ANSTO has several buildings that hold Intermediate Level Waste (ILW), ANSTO's general manager of waste management services Paula Berghofer said.
"One of these was completed about seven years ago, and holds two TN-81 cask containing reprocessed spent fuel that returned from Europe, including the one that arrived last weekend," she said.
"A second is a 1960s-era facility, which was upgraded and extended about five years ago to increase its capacity until 2027 based on current waste production.
"Once this latter building reaches capacity, waste contents will continue to be monitored and a new interim ILW solution will be needed.
"This is why ANSTO is planning to build a new interim ILW storage facility, which based on current projections, will is provide at least another 10 years' capacity until 2037."
The move was welcomed by environmental group the Australian Conservation Foundation, which maintains Lucas Heights is a more appropriate location than the contested desert site near Kimba for Australia's "most problematic waste".

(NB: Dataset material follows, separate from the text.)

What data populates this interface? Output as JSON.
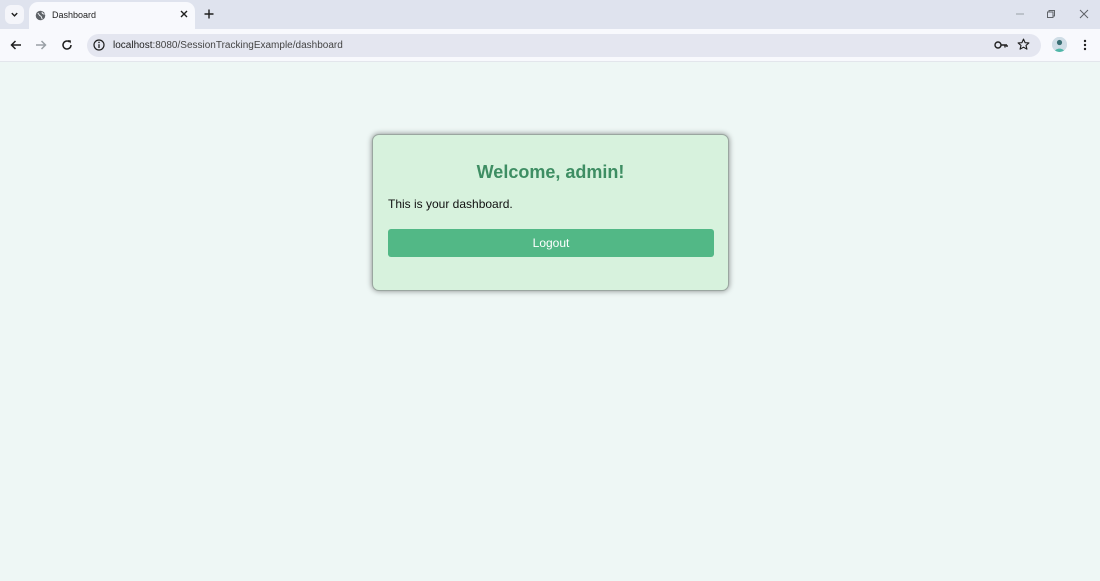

"Extended storage of Australia's most problematic waste at Lucas Heights where most of it is already stored, makes far more economic, environmental and radiological sense than the ill-considered Kimba plan," ACF campaigner Dave Sweeney said.
"Lucas Heights has the best security and radiation monitoring and response capacity in Australia. It is also currently home to around 95 per cent of the ILW waste and so avoids doubling handling and transport duplication."
The below-ground storage would hold materials including nuclear medicine production tools and cans of compacted liquid waste.
Future approvals will be needed for ILWCI facility construction, operations and decommissioning.
ARPANSA (Australian Radiation Protection and Nuclear Safety Agency) is responsible for licensing Commonwealth entities that use or produce radiation.